SCIUTTO: Yes. This is one we are leaving no questions here. CNN's senior medical correspondent Elizabeth Cohen joins us now live with the details. So to be clear here, Elizabeth, CDC saying don't buy it. And if you have it, get rid of it and clean out where it has been.

ELIZABETH COHEN, CNN SENIOR MEDICAL CORRESPONDENT: Exactly. And it doesn't matter what brand it is or where you got it from, throw it away and whatever it touched in your fridge, whatever shelf or drawer sanitize it. That's because this romaine lettuce could have E Coli 0157GH7. Particularly vicious form of E Coli that can cause kidney failure, so far, 32 people sick in 11 states.

Thirteen out of those 32 that's a pretty high percentage have been hospitalized including one with kidney failure. They still don't know the source. They are still trying to figure it out. It was a romaine lettuce E Coli outbreak a year ago. And they still can't figure out the source. So we may never figure out this one either. Poppy, Jim?
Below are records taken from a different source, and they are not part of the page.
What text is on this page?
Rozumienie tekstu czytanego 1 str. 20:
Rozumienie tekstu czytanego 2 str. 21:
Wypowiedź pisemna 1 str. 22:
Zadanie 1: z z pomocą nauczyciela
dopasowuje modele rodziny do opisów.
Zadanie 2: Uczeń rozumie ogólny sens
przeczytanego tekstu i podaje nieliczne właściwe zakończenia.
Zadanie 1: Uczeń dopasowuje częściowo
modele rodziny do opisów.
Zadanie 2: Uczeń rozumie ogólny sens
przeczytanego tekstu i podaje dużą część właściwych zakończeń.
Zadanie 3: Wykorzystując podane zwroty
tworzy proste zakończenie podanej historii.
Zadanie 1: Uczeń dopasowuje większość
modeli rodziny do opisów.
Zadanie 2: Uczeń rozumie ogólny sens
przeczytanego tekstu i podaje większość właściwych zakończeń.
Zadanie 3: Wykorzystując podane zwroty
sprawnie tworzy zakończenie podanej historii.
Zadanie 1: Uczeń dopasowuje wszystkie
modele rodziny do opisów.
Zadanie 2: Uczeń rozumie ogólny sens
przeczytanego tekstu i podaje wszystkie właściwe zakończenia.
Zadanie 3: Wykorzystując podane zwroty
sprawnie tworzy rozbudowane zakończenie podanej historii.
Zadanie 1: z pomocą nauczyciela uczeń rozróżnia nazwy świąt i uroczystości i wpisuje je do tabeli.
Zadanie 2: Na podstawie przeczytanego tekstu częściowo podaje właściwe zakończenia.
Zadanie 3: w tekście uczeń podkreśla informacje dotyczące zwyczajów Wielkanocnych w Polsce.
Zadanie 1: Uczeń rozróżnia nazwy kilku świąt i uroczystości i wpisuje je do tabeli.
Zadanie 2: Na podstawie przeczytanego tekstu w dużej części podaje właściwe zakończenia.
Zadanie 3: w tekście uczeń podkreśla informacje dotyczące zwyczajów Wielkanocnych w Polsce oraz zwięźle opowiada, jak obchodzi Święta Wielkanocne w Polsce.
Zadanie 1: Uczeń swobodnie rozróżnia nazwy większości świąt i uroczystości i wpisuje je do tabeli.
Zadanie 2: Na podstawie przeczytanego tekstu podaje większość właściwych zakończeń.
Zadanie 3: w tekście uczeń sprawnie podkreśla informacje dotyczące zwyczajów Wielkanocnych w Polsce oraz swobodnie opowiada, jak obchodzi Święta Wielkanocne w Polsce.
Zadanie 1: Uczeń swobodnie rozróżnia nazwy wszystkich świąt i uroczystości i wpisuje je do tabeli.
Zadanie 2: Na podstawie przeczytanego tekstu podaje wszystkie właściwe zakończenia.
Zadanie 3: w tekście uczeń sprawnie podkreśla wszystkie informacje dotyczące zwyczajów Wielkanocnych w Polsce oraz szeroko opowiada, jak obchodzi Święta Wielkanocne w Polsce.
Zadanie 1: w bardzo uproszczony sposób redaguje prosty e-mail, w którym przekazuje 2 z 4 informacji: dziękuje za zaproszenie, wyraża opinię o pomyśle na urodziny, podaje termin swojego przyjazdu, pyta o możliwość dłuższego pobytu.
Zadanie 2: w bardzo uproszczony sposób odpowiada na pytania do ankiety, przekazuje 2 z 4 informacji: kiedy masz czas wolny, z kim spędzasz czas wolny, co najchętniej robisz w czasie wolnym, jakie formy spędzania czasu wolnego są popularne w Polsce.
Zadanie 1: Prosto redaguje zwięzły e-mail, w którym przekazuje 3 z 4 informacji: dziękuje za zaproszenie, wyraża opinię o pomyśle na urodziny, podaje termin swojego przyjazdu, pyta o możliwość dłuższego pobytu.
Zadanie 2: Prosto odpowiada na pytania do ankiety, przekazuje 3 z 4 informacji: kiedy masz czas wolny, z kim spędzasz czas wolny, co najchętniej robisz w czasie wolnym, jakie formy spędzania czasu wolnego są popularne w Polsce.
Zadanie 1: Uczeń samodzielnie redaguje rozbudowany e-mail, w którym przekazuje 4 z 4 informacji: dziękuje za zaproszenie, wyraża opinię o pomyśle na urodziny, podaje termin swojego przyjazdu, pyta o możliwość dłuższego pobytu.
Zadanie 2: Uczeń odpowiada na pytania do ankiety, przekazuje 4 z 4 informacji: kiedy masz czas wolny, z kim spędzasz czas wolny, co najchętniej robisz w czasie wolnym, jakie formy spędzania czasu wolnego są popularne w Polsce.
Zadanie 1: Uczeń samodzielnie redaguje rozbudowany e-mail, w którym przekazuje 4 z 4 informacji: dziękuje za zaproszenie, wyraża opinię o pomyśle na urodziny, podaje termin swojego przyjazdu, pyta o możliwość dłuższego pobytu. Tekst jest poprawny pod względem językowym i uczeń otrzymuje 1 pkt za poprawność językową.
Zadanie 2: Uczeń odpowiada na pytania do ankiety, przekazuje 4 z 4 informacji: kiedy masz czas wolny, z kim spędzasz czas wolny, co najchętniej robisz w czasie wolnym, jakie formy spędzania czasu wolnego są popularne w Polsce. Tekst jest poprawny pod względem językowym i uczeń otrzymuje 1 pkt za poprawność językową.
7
HARLOW: Why does this keep happening with lettuce? I know that sounds like a silly question. But I mean why?

COHEN: You know one of the problems is that lettuce isn't cooked, right? So there is no way people will cook this out. But they are trying to figure out it seems like it is at the end of the harvest for romaine lettuce and they are hoping that is a hint as to what's going on. But really there is so much they don't know.

HARLOW: OK. Well, thank you for that warning. I know what I'm doing when I get home today. Throwing it out, cleaning the fridge. Elizabeth, have a great Thanksgiving.

COHEN: You too.

HARLOW: Thank you all for being with us today. Jim, I know you are cooking for the entire family, right?

SCIUTTO: Of course, although I will be showing up at work tomorrow, as well. But we're all going to find the time to celebrate. We wish you, you family, Happy Thanksgiving.

HARLOW: Thank you. I will be off for a few days and we'll see you back here Monday. Jim has you covered. "AT THIS HOUR" with Kate Bolduan is next.